The festival is held each year at Manatee Technical Institute to highlight the diversity of cultures in Manatee County, and to inform the community about the Farmworker Education and Service Program at the school, said Esperanza Gamboa, coordinator of the program.
"There are so many students from so many different countries," Gamboa said. "We wanted to give the community a chance to learn about them."
Manatee County School Board member David Miner stopped by to congratulate MTI on the successful event.
"It's wonderful," Miner said when asked what he thought about the festival. "It brings people together from all over our county on a nice night."
This year was the first time the event was held at the new MTI campus on State Road 70 in east Manatee County.
All the previous years the popular festival was held at the campus off 34th Street West.
But the change in venue did not keep Julio Gerbi and Monica Chavez away.

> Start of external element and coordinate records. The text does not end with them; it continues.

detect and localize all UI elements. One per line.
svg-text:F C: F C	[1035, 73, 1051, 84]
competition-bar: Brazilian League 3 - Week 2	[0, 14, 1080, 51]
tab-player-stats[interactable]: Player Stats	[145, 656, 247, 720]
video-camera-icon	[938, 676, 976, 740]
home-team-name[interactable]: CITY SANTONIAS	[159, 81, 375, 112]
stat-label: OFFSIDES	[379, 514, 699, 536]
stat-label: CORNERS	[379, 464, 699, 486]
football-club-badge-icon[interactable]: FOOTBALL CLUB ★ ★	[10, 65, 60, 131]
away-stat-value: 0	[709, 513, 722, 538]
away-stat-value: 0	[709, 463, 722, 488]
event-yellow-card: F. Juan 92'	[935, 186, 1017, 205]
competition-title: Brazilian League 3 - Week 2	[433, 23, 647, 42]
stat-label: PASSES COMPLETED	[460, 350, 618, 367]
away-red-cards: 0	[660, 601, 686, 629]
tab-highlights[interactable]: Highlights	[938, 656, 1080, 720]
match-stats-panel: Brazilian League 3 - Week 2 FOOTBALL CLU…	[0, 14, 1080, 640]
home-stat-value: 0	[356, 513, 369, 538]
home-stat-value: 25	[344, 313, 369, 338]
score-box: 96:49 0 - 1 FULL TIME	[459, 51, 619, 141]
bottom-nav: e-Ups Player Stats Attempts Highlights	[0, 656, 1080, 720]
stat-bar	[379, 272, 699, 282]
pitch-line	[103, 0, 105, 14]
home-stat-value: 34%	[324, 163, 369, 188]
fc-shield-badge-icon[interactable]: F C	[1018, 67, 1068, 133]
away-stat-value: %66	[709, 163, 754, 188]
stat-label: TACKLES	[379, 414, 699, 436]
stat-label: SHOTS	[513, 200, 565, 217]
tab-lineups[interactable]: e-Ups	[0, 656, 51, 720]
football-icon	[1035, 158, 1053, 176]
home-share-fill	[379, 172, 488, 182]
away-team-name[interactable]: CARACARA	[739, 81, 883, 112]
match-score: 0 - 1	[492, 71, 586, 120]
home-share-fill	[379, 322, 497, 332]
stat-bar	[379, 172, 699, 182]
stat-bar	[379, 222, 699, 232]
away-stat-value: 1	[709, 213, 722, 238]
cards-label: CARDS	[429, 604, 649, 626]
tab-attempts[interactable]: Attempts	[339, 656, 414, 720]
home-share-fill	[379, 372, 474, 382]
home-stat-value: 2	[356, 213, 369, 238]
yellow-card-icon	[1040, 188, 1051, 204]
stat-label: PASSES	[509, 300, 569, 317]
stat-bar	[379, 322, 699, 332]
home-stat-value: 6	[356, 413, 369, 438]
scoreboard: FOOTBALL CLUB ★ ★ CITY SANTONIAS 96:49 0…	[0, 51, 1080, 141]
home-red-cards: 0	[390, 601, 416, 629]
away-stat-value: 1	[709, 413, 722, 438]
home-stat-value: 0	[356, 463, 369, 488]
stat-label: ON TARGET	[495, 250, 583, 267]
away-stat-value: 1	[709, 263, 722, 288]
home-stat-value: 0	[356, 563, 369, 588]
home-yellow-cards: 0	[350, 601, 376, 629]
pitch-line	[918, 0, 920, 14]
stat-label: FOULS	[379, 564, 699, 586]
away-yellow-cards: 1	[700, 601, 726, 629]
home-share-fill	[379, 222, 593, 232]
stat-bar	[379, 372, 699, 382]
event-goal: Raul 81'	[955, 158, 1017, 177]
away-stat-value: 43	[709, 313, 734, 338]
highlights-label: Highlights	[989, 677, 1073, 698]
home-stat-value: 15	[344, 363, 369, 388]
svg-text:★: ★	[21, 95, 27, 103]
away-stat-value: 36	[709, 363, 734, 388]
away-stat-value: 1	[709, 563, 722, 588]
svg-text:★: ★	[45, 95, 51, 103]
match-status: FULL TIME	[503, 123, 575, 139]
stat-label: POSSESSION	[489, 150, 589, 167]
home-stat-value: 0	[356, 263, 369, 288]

"We've came the other years, but this is better," said Gerbi, who took the machinist course at the old MTI campus. "It's inside this beautiful new building."
Chavez said the festival is very important for the Hispanic community.
"Cinco de Mayo (which is Sunday) represents our cultural identity," she said, "but the festival highlights all the Hispanic cultures."
Another first for the festival was the fashion show
that Purabell House of Fashion produced.
Melvina Aguilar, daughter of the fashion designer and owner of Purabell, Maria Aguilar, said their business on Lena Road has been working with Gamboa and the school's fashion design program for many years.
"This year we wanted to be part of the Multicultural Festival," Melvina Aguilar said. "We wanted to show that fashion can be glamorous."
Many of the models at Friday's fashion show are MTI students and clients from the Farmworkers Education Program.
The festival has a special meaning for Mariela Gutierrez. She was in the Farmworkers Education Program in 2005.
"My mom was a farmworker and I was a teen mom," she said. "They helped me go to school and gave me a lot of support.
"And Esperanza -- whatever I needed, she would try to help," Gutierrez said.
Gamboa said this year's festival was special because MTI will be celebrating it's 50th anniversary and the farmworker program, having started in 1968, is almost as old.
The program helps those employed in the agricultural sector with learning English, training for new job skills and obtaining a high school diploma.